In general, more injuries occur in team sports compared to individual sports because players must move around the field or court more often. In addition, coaches have less time to focus on individualized training in team sports.
Tracking systems provide metrics that can be used to examine the physical output of athletes during team-sport matches, but there are challenges in interpreting these metrics in terms of their ecological validity and specificity to a sport. For example, examining the total distance covered during a game is unlikely to detect periods of physical output that are far greater in intensity than the averaged total of all distances over a game .
Some metrics are more relevant than others for a particular sport and therefore need to be selected appropriately. A variety of factors may influence the selection of metrics, including playing dimensions, player density, position characteristics and game rules.
The most commonly reported metrics are the occurrences of distances at various speeds and the number of accelerations, decelerations and jumps performed during a game. These metrics are widely used in many team sports and are considered to be valuable for monitoring fatigue, movement adaptations and skill development, and injury risk reduction.
There are also a variety of other metrics that can be used to monitor training load. Some of these include the training impulse, session rating of perceived exertion, body load and high-speed distance. However, these metrics are only useful for small-sided games, whereas other modes of training, such as skills or wrestling, may require different measures of physical and skill load.
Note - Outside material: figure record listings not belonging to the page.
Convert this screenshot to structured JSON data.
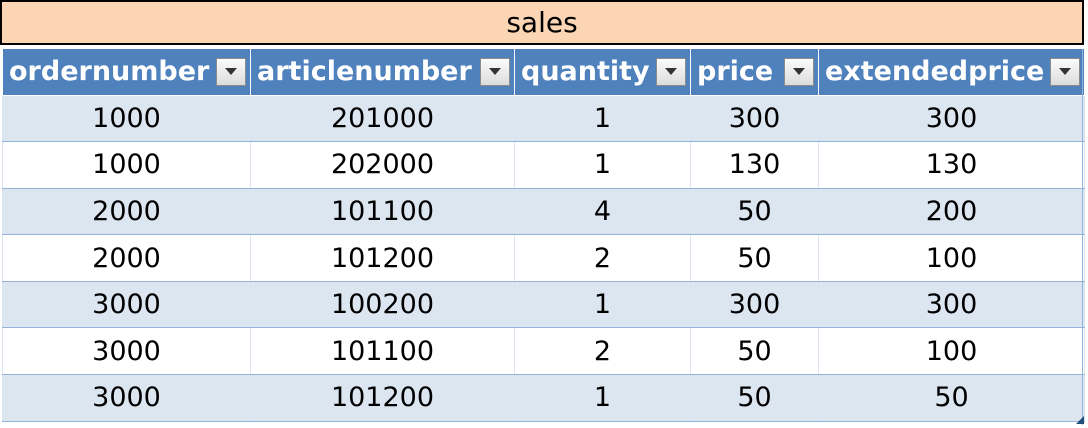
{
  "table": {
    "title": "sales",
    "columns": [
      "ordernumber",
      "articlenumber",
      "quantity",
      "price",
      "extendedprice"
    ],
    "rows": [
      [
        "1000",
        "201000",
        "1",
        "300",
        "300"
      ],
      [
        "1000",
        "202000",
        "1",
        "130",
        "130"
      ],
      [
        "2000",
        "101100",
        "4",
        "50",
        "200"
      ],
      [
        "2000",
        "101200",
        "2",
        "50",
        "100"
      ],
      [
        "3000",
        "100200",
        "1",
        "300",
        "300"
      ],
      [
        "3000",
        "101100",
        "2",
        "50",
        "100"
      ],
      [
        "3000",
        "101200",
        "1",
        "50",
        "50"
      ]
    ]
  },
  "colors": {
    "title_bg": "#fcd5b4",
    "header_bg": "#4f81bd",
    "band_row_bg": "#dce6f1",
    "plain_row_bg": "#ffffff"
  },
  "icons": {
    "filter": "dropdown-arrow-icon",
    "resize": "table-resize-handle-icon"
  }
}
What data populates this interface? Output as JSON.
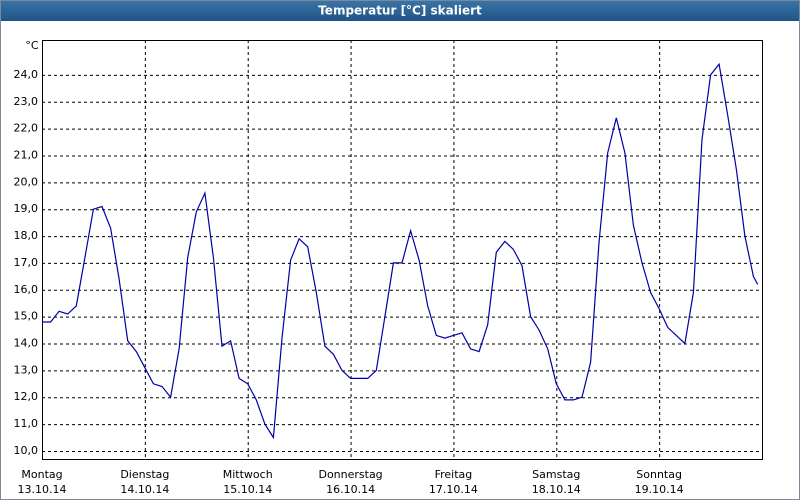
{
  "chart_data": {
    "type": "line",
    "title": "Temperatur [°C] skaliert",
    "ylabel": "°C",
    "xlim": [
      0,
      168
    ],
    "xticks": [
      {
        "value": 0,
        "label": "Montag",
        "date": "13.10.14"
      },
      {
        "value": 24,
        "label": "Dienstag",
        "date": "14.10.14"
      },
      {
        "value": 48,
        "label": "Mittwoch",
        "date": "15.10.14"
      },
      {
        "value": 72,
        "label": "Donnerstag",
        "date": "16.10.14"
      },
      {
        "value": 96,
        "label": "Freitag",
        "date": "17.10.14"
      },
      {
        "value": 120,
        "label": "Samstag",
        "date": "18.10.14"
      },
      {
        "value": 144,
        "label": "Sonntag",
        "date": "19.10.14"
      }
    ],
    "ylim": [
      9.7,
      25.3
    ],
    "yticks": [
      {
        "value": 10,
        "label": "10,0"
      },
      {
        "value": 11,
        "label": "11,0"
      },
      {
        "value": 12,
        "label": "12,0"
      },
      {
        "value": 13,
        "label": "13,0"
      },
      {
        "value": 14,
        "label": "14,0"
      },
      {
        "value": 15,
        "label": "15,0"
      },
      {
        "value": 16,
        "label": "16,0"
      },
      {
        "value": 17,
        "label": "17,0"
      },
      {
        "value": 18,
        "label": "18,0"
      },
      {
        "value": 19,
        "label": "19,0"
      },
      {
        "value": 20,
        "label": "20,0"
      },
      {
        "value": 21,
        "label": "21,0"
      },
      {
        "value": 22,
        "label": "22,0"
      },
      {
        "value": 23,
        "label": "23,0"
      },
      {
        "value": 24,
        "label": "24,0"
      }
    ],
    "grid": true,
    "x": [
      0,
      2,
      4,
      6,
      8,
      10,
      12,
      14,
      16,
      18,
      20,
      22,
      24,
      26,
      28,
      30,
      32,
      34,
      36,
      38,
      40,
      42,
      44,
      46,
      48,
      50,
      52,
      54,
      56,
      58,
      60,
      62,
      64,
      66,
      68,
      70,
      72,
      74,
      76,
      78,
      80,
      82,
      84,
      86,
      88,
      90,
      92,
      94,
      96,
      98,
      100,
      102,
      104,
      106,
      108,
      110,
      112,
      114,
      116,
      118,
      120,
      122,
      124,
      126,
      128,
      130,
      132,
      134,
      136,
      138,
      140,
      142,
      144,
      146,
      148,
      150,
      152,
      154,
      156,
      158,
      160,
      162,
      164,
      166,
      167
    ],
    "series": [
      {
        "name": "Temperatur",
        "color": "#0000a8",
        "values": [
          14.8,
          14.8,
          15.2,
          15.1,
          15.4,
          17.2,
          19.0,
          19.1,
          18.3,
          16.4,
          14.1,
          13.7,
          13.1,
          12.5,
          12.4,
          12.0,
          13.8,
          17.2,
          18.9,
          19.6,
          17.2,
          13.9,
          14.1,
          12.7,
          12.5,
          11.9,
          11.0,
          10.5,
          14.2,
          17.1,
          17.9,
          17.6,
          15.9,
          13.9,
          13.6,
          13.0,
          12.7,
          12.7,
          12.7,
          13.0,
          15.0,
          17.0,
          17.0,
          18.2,
          17.1,
          15.4,
          14.3,
          14.2,
          14.3,
          14.4,
          13.8,
          13.7,
          14.7,
          17.4,
          17.8,
          17.5,
          16.9,
          15.0,
          14.5,
          13.8,
          12.5,
          11.9,
          11.9,
          12.0,
          13.3,
          17.8,
          21.1,
          22.4,
          21.1,
          18.4,
          17.0,
          15.9,
          15.3,
          14.6,
          14.3,
          14.0,
          15.9,
          21.6,
          24.0,
          24.4,
          22.5,
          20.5,
          18.0,
          16.5,
          16.2
        ]
      }
    ]
  }
}
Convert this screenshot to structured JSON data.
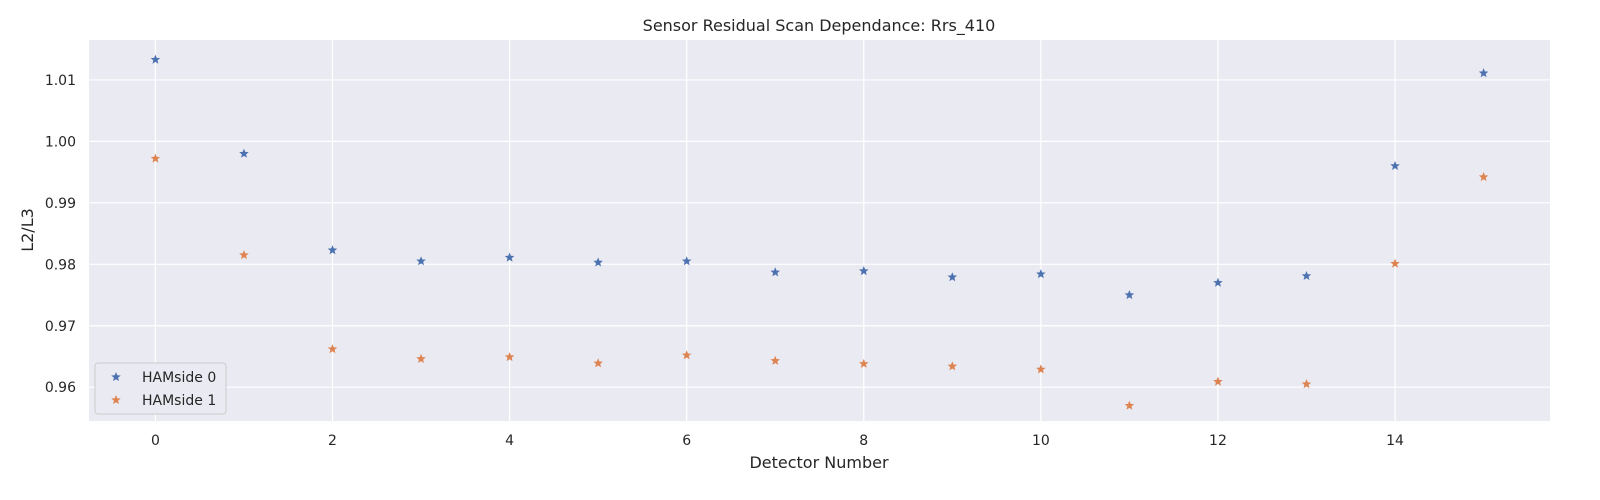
{
  "chart_data": {
    "type": "scatter",
    "title": "Sensor Residual Scan Dependance: Rrs_410",
    "xlabel": "Detector Number",
    "ylabel": "L2/L3",
    "xlim": [
      -0.75,
      15.75
    ],
    "ylim": [
      0.9545,
      1.0165
    ],
    "xticks": [
      0,
      2,
      4,
      6,
      8,
      10,
      12,
      14
    ],
    "yticks": [
      0.96,
      0.97,
      0.98,
      0.99,
      1.0,
      1.01
    ],
    "ytick_labels": [
      "0.96",
      "0.97",
      "0.98",
      "0.99",
      "1.00",
      "1.01"
    ],
    "grid": true,
    "marker": "star",
    "legend": {
      "position": "lower-left"
    },
    "x": [
      0,
      1,
      2,
      3,
      4,
      5,
      6,
      7,
      8,
      9,
      10,
      11,
      12,
      13,
      14,
      15
    ],
    "series": [
      {
        "name": "HAMside 0",
        "color": "#4c72b0",
        "values": [
          1.0133,
          0.998,
          0.9823,
          0.9805,
          0.9811,
          0.9803,
          0.9805,
          0.9787,
          0.9789,
          0.9779,
          0.9784,
          0.975,
          0.977,
          0.9781,
          0.996,
          1.0111
        ]
      },
      {
        "name": "HAMside 1",
        "color": "#dd8452",
        "values": [
          0.9972,
          0.9815,
          0.9662,
          0.9646,
          0.9649,
          0.9639,
          0.9652,
          0.9643,
          0.9638,
          0.9634,
          0.9629,
          0.957,
          0.9609,
          0.9605,
          0.9801,
          0.9942
        ]
      }
    ]
  }
}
Similarly, the use of speed thresholds is an important consideration when examining tracking data for basketball, given that the court size limits the possibility of assessing the maximum velocity. Several data mining techniques have been proposed to identify appropriate thresholds for sprinting and high-speed running in basketball, including fitting Gaussian curves or k-means clustering, as well as spectral clustering.
A combination of these tracking parameters is essential to determine the level of external load and risk associated with a given training load. This can be achieved through live monitoring of the athlete’s performance during a training session or by reviewing retrospectively the sessions recorded by the tracking system.
Throughout the training cycle, performance staff put training plans in place to assist with achieving desired adaptations and responses. This requires clear communication between practitioners and coaching staff. Ideally, practitioners and coaches align and iteratively review the physical and tactical objectives throughout the planning process to ensure that all aspects of a team sport training cycle are being met. This process can be facilitated by incorporating monitoring data into planning.